O cálculo de arrecadação de R$ 310 bi se baseia nos dados da Associação Brasileira das Empresas de Cartões de Crédito e Serviços (Abecs) que mostram que o volume dessas transações financeiras que seriam taxadas em 2018 - se a nova CPMF já estivesse em vigor - chegou a R$ 1,55 trilhão, ou 40% do total do consumo privado no País no ano passado.

No primeiro semestre deste ano, o montante transacionado no País por meio dos cartões cresceu 18%. Por isso, a entidade projeta um crescimento neste ano entre 17,5% e 19,5% no uso desses meios de pagamento, levando o volume movimentado em 2019 para cerca de R$ 1,84 trilhão.

Nesse cenário, o governo recolheria R$ 368 bilhões com essa parte da CP em 2019. Para efeito de comparação, toda a arrecadação tributária sobre a folha de pagamentos no ano passado somou R$ 349,268 bilhões, ou 24,60% das receitas administradas pelo Fisco em 2018.

Ou seja, apenas parte da nova CPMF proposta pela equipe de Cintra já seria mais do que suficiente para compensar a desoneração completa da folha de pagamentos já em 2019.

Procurada, a Abecs não quis comentar a proposta de recriação da CPMF que levou à saída de Cintra do governo. "A Abecs ainda não tem nenhum estudo que mensure possíveis impactos nesse sentido, mesmo porque não se conhece a íntegra do projeto. Nesse caso, portanto, ainda não há condições de se pronunciar a respeito", informou a entidade, por meio de nota.

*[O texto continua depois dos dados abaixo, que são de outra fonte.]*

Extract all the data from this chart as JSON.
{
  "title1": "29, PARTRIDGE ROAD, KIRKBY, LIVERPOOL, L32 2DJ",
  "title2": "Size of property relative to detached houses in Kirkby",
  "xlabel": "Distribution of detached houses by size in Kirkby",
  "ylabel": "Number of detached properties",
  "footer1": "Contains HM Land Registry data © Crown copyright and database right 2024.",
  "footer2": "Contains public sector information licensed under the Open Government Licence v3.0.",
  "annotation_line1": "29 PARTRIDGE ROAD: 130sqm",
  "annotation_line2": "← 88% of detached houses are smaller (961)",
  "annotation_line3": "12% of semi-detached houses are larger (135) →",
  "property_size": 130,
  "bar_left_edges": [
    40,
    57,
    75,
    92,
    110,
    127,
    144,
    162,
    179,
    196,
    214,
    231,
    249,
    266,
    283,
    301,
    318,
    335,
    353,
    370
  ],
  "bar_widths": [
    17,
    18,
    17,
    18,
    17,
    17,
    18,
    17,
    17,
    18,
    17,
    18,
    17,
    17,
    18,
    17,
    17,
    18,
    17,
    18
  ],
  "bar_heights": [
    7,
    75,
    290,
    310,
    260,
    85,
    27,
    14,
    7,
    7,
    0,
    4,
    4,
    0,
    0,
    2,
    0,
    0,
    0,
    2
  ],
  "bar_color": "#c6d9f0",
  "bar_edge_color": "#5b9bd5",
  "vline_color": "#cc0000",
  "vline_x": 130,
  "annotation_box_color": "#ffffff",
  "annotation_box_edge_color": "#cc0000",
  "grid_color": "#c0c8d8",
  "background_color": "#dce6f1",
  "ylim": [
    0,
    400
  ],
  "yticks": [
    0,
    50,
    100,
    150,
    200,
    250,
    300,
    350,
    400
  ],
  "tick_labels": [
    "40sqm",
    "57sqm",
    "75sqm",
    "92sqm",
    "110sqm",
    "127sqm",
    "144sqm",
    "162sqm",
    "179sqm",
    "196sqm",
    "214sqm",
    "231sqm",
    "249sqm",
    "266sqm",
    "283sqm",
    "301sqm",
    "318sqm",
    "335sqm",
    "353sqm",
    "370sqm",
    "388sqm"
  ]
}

A avaliação do mercado, porém, é de que nem mesmo a eventual taxação das operações de débito e crédito deveria frear a expansão do setor. Em primeiro lugar, devido ao hábito dos consumidores e disseminação das maquininhas no mercado. Em segundo lugar, porque o ex-secretário da Receita também pretendia taxar os saques e depósitos em dinheiro com uma alíquota ainda mais alta da CP, de 0,4%.